Porter works with the SCG team to ensure its computing system is configured correctly to handle jobs and the storage system is operational. “The team is very responsive, and now they’re on the ALICE growth plan,” he said. “We expect to add a significant amount of resources in the next year.”
The size of the Grid grows by around 20 percent annually, usually by adding more computing resources at individual sites.
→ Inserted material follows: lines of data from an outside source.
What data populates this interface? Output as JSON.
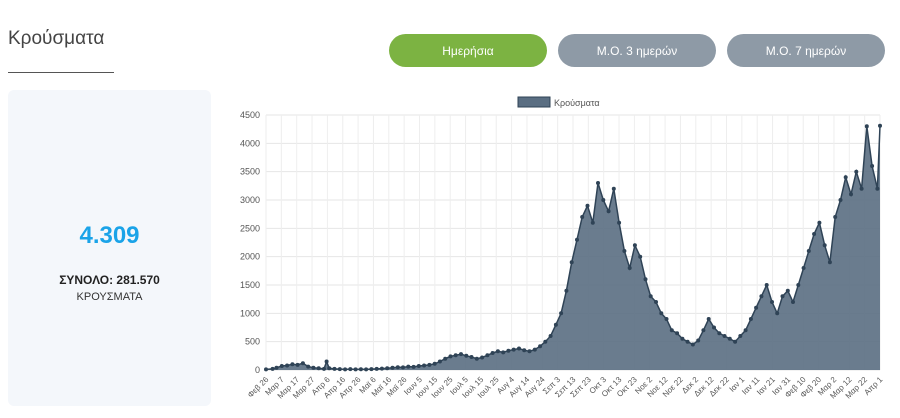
{
  "page": {
    "title": "Κρούσματα",
    "tabs": [
      {
        "label": "Ημερήσια",
        "active": true
      },
      {
        "label": "Μ.Ο. 3 ημερών",
        "active": false
      },
      {
        "label": "Μ.Ο. 7 ημερών",
        "active": false
      }
    ],
    "stat": {
      "value": "4.309",
      "total": "ΣΥΝΟΛΟ: 281.570",
      "unit": "ΚΡΟΥΣΜΑΤΑ"
    }
  },
  "colors": {
    "active_tab": "#7cb342",
    "inactive_tab": "#8e9aa6",
    "stat_value": "#1aa3e8",
    "series_fill": "#5a6e82",
    "series_line": "#2f4356"
  },
  "chart_data": {
    "type": "area",
    "title": "",
    "legend": {
      "label": "Κρούσματα",
      "position": "top"
    },
    "grid": true,
    "ylim": [
      0,
      4500
    ],
    "yticks": [
      0,
      500,
      1000,
      1500,
      2000,
      2500,
      3000,
      3500,
      4000,
      4500
    ],
    "xtick_labels": [
      "Φεβ 26",
      "Μαρ 7",
      "Μαρ 17",
      "Μαρ 27",
      "Απρ 6",
      "Απρ 16",
      "Απρ 26",
      "Μαϊ 6",
      "Μαϊ 16",
      "Μαϊ 26",
      "Ιουν 5",
      "Ιουν 15",
      "Ιουν 25",
      "Ιουλ 5",
      "Ιουλ 15",
      "Ιουλ 25",
      "Αυγ 4",
      "Αυγ 14",
      "Αυγ 24",
      "Σεπ 3",
      "Σεπ 13",
      "Σεπ 23",
      "Οκτ 3",
      "Οκτ 13",
      "Οκτ 23",
      "Νοε 2",
      "Νοε 12",
      "Νοε 22",
      "Δεκ 2",
      "Δεκ 12",
      "Δεκ 22",
      "Ιαν 1",
      "Ιαν 11",
      "Ιαν 21",
      "Ιαν 31",
      "Φεβ 10",
      "Φεβ 20",
      "Μαρ 2",
      "Μαρ 12",
      "Μαρ 22",
      "Απρ 1"
    ],
    "series": [
      {
        "name": "Κρούσματα",
        "keypoints": [
          [
            0,
            10
          ],
          [
            5,
            20
          ],
          [
            8,
            40
          ],
          [
            12,
            70
          ],
          [
            16,
            80
          ],
          [
            20,
            100
          ],
          [
            24,
            90
          ],
          [
            28,
            120
          ],
          [
            32,
            60
          ],
          [
            36,
            40
          ],
          [
            40,
            30
          ],
          [
            44,
            20
          ],
          [
            46,
            150
          ],
          [
            48,
            30
          ],
          [
            52,
            20
          ],
          [
            56,
            15
          ],
          [
            60,
            10
          ],
          [
            64,
            15
          ],
          [
            68,
            10
          ],
          [
            72,
            12
          ],
          [
            76,
            10
          ],
          [
            80,
            15
          ],
          [
            84,
            20
          ],
          [
            88,
            25
          ],
          [
            92,
            30
          ],
          [
            96,
            40
          ],
          [
            100,
            50
          ],
          [
            104,
            45
          ],
          [
            108,
            60
          ],
          [
            112,
            55
          ],
          [
            116,
            70
          ],
          [
            120,
            80
          ],
          [
            124,
            90
          ],
          [
            128,
            110
          ],
          [
            132,
            150
          ],
          [
            136,
            200
          ],
          [
            140,
            240
          ],
          [
            144,
            260
          ],
          [
            148,
            280
          ],
          [
            152,
            250
          ],
          [
            156,
            230
          ],
          [
            160,
            200
          ],
          [
            164,
            220
          ],
          [
            168,
            260
          ],
          [
            172,
            300
          ],
          [
            176,
            330
          ],
          [
            180,
            310
          ],
          [
            184,
            340
          ],
          [
            188,
            360
          ],
          [
            192,
            380
          ],
          [
            196,
            350
          ],
          [
            200,
            330
          ],
          [
            204,
            360
          ],
          [
            208,
            420
          ],
          [
            212,
            500
          ],
          [
            216,
            600
          ],
          [
            220,
            800
          ],
          [
            224,
            1000
          ],
          [
            228,
            1400
          ],
          [
            232,
            1900
          ],
          [
            236,
            2300
          ],
          [
            240,
            2700
          ],
          [
            244,
            2900
          ],
          [
            248,
            2600
          ],
          [
            252,
            3300
          ],
          [
            256,
            3000
          ],
          [
            260,
            2800
          ],
          [
            264,
            3200
          ],
          [
            268,
            2600
          ],
          [
            272,
            2100
          ],
          [
            276,
            1800
          ],
          [
            280,
            2200
          ],
          [
            284,
            2000
          ],
          [
            288,
            1600
          ],
          [
            292,
            1300
          ],
          [
            296,
            1200
          ],
          [
            300,
            1000
          ],
          [
            304,
            900
          ],
          [
            308,
            700
          ],
          [
            312,
            650
          ],
          [
            316,
            550
          ],
          [
            320,
            500
          ],
          [
            324,
            450
          ],
          [
            328,
            520
          ],
          [
            332,
            700
          ],
          [
            336,
            900
          ],
          [
            340,
            750
          ],
          [
            344,
            650
          ],
          [
            348,
            600
          ],
          [
            352,
            550
          ],
          [
            356,
            500
          ],
          [
            360,
            600
          ],
          [
            364,
            700
          ],
          [
            368,
            900
          ],
          [
            372,
            1100
          ],
          [
            376,
            1300
          ],
          [
            380,
            1500
          ],
          [
            384,
            1200
          ],
          [
            388,
            1000
          ],
          [
            392,
            1300
          ],
          [
            396,
            1400
          ],
          [
            400,
            1200
          ],
          [
            404,
            1500
          ],
          [
            408,
            1800
          ],
          [
            412,
            2100
          ],
          [
            416,
            2400
          ],
          [
            420,
            2600
          ],
          [
            424,
            2200
          ],
          [
            428,
            1900
          ],
          [
            432,
            2700
          ],
          [
            436,
            3000
          ],
          [
            440,
            3400
          ],
          [
            444,
            3100
          ],
          [
            448,
            3500
          ],
          [
            452,
            3200
          ],
          [
            456,
            4300
          ],
          [
            460,
            3600
          ],
          [
            464,
            3200
          ],
          [
            466,
            4309
          ]
        ]
      }
    ]
  }
}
Over the past six years, the total number of jobs processed at any given time has grown from 30,000 to a current peak of 130,000. That number is expected to grow as the demand for scientific computing and storage continues to outstrip available resources.
The Grid runs around-the-clock every day of the year, with the maintenance and management of the system distributed to the sites. “It is an extremely useful system that everyone is using all the time,” said Porter. “The fact that it’s worldwide means you’re not tied to any clock-time. There are physicists in China who are submitting jobs at a different time from the physicists in Europe and the U.S.”